Wednesday, March 21, 2012
Status of Home Rule appeals uncertain as deadline nears Arguing against local control could put Republicans on spot
Appeal in Dryden gas drilling case uncertain, but decision likely next week
5:30 PM, Mar. 22, 2012 |
“I cannot predict the fate of whether the Dryden case will be appealed or not,” he said. “Anschutz is fed up with New York. It is a terrible state to do business in. You try and work with agencies to come up with a responsible program for high-volume hydraulic fracturing and the municipality cuts your legs from underneath you.”
West said he is waiting on a final decision from Anschutz and hopes to talk to the company in the next couple of days. The deadline to file a notice of appeal is April 2, but West said he expects a decision next week and for documents to be filed and served next week if the company decides to appeal.
At this point, he said, Anschutz is looking to see if someone else would take over the case.
“It is a question of funding more than anything else,” he said. “They are looking for someone else to fund the case.”
(“They” = Anschutz. Maybe Ms Huntington can cash one of her USDA checks to pay for it . . .)
Tompkins County Supreme Court Judge Phillip Rumsey ruled in February that the town’s zoning amendment is not preempted by state law. The town was sued in September by Denver-based Anschutz after passing an amendment to its zoning ordinance in August that clarified that Dryden’s zoning prohibits extractive industries.

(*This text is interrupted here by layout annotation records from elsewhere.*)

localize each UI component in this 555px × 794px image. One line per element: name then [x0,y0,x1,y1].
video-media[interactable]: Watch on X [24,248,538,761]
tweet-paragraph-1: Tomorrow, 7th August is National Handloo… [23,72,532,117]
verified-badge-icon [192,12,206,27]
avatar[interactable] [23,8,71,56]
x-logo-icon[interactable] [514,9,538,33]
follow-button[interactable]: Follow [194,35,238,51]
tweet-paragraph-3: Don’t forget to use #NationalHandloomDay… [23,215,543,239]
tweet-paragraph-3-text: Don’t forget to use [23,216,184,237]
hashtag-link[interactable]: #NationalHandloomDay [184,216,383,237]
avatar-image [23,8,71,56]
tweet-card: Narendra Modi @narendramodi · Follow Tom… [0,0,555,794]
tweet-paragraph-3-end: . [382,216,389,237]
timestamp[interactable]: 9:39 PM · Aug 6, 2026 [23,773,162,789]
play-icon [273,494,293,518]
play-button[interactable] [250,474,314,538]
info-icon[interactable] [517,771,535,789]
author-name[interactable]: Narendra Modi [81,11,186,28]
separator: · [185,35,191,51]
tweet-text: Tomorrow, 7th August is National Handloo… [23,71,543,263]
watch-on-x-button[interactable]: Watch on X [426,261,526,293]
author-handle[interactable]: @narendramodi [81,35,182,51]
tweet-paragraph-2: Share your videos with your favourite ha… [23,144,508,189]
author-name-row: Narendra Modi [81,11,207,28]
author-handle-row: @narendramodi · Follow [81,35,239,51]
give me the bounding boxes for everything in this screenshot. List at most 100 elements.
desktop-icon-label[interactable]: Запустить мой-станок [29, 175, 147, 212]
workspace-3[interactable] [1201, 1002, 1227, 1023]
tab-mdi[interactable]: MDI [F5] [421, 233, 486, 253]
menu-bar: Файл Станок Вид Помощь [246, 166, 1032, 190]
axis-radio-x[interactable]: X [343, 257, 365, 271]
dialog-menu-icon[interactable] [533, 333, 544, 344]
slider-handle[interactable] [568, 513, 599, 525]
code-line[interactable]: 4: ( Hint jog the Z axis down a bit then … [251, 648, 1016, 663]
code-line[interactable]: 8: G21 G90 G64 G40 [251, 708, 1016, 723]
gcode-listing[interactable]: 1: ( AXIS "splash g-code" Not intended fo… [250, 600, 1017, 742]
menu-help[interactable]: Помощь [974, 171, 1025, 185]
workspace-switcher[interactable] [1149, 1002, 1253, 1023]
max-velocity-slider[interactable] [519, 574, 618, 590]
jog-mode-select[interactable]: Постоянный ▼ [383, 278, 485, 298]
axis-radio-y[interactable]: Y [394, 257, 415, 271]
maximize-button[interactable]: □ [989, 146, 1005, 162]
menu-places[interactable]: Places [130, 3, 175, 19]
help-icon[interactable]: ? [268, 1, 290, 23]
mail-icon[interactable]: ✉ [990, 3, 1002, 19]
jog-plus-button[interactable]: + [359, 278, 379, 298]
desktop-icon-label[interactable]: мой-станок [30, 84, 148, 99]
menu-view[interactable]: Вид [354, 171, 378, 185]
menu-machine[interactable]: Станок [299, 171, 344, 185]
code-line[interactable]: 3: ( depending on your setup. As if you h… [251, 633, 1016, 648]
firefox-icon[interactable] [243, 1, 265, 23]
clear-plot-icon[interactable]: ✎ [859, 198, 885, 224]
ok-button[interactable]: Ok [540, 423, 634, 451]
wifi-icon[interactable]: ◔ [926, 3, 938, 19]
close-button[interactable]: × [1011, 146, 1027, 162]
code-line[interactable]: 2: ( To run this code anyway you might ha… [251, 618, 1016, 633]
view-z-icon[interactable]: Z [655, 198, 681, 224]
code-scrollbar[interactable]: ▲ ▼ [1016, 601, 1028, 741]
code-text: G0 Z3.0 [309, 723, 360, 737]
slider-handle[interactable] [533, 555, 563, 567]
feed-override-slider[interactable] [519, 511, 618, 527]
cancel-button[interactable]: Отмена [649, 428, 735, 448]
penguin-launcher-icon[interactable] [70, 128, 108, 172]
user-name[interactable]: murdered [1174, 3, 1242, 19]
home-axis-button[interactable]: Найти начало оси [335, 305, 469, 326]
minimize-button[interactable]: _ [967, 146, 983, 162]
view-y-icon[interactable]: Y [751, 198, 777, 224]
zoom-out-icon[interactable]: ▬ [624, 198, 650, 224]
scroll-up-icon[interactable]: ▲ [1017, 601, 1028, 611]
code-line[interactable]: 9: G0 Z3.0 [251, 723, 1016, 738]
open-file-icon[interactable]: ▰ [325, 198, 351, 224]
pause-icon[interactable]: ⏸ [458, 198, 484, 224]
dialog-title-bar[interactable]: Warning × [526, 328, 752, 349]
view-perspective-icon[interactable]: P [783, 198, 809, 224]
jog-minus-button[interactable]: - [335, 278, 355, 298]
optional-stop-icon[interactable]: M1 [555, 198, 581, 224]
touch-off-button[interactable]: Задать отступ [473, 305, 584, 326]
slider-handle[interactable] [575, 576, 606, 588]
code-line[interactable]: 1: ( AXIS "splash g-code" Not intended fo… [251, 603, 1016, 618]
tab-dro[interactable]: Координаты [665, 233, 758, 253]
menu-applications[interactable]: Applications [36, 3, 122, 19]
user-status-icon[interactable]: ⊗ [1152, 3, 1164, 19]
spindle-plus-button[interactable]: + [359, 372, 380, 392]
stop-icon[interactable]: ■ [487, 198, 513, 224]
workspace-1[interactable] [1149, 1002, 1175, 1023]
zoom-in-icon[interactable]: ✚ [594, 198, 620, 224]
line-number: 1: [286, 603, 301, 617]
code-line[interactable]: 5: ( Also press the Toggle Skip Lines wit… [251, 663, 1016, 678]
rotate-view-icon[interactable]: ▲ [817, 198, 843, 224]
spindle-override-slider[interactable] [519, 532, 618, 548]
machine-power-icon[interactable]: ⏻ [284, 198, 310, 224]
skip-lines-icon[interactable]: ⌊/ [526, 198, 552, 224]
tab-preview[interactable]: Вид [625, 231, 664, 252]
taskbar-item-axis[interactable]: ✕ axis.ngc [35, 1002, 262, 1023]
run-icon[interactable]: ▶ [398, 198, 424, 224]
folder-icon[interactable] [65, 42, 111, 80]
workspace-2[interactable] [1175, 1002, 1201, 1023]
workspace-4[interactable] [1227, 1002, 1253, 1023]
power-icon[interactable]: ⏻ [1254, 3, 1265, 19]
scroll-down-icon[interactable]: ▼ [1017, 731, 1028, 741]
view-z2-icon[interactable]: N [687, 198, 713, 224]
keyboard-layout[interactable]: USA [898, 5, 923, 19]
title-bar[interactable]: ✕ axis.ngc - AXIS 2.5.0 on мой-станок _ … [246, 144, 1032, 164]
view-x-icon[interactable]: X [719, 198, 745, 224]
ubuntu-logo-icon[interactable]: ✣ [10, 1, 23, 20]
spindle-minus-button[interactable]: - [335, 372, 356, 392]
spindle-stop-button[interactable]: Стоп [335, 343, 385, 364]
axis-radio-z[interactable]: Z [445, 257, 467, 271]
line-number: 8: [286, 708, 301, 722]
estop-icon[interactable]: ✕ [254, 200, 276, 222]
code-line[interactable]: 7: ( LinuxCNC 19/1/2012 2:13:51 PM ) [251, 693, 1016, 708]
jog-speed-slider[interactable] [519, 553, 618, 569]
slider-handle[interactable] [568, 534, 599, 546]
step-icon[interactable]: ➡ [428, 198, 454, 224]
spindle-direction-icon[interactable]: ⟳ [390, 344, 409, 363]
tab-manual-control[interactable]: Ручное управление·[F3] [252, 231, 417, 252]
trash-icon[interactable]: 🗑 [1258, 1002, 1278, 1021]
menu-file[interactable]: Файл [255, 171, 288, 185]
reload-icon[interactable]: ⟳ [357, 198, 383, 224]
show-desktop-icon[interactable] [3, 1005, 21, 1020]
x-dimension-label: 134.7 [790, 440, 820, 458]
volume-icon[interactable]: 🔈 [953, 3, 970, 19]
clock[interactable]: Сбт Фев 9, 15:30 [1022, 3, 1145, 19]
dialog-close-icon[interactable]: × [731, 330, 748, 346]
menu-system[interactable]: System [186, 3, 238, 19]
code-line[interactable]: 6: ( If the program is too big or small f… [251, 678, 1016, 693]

In a similar case, Otsego County Acting Supreme Court Justice Donald Cerio ruled in February that the Town of Middlefield was within its rights under state law when it passed a ban on oil and gas drilling in June. West said an appeal is likely to be filed against the Town of Middlefield in the case.
The Town of Dryden has been offered pro bono representation by Earthjustice attorney Deborah Goldberg. The board will vote on who will represent the town if Anschutz appeals, said town board member Linda Lavine.”
Meanwhile, Upstate towns act to protect themselves . . . like they do in Denver, Ancshutz’s home town.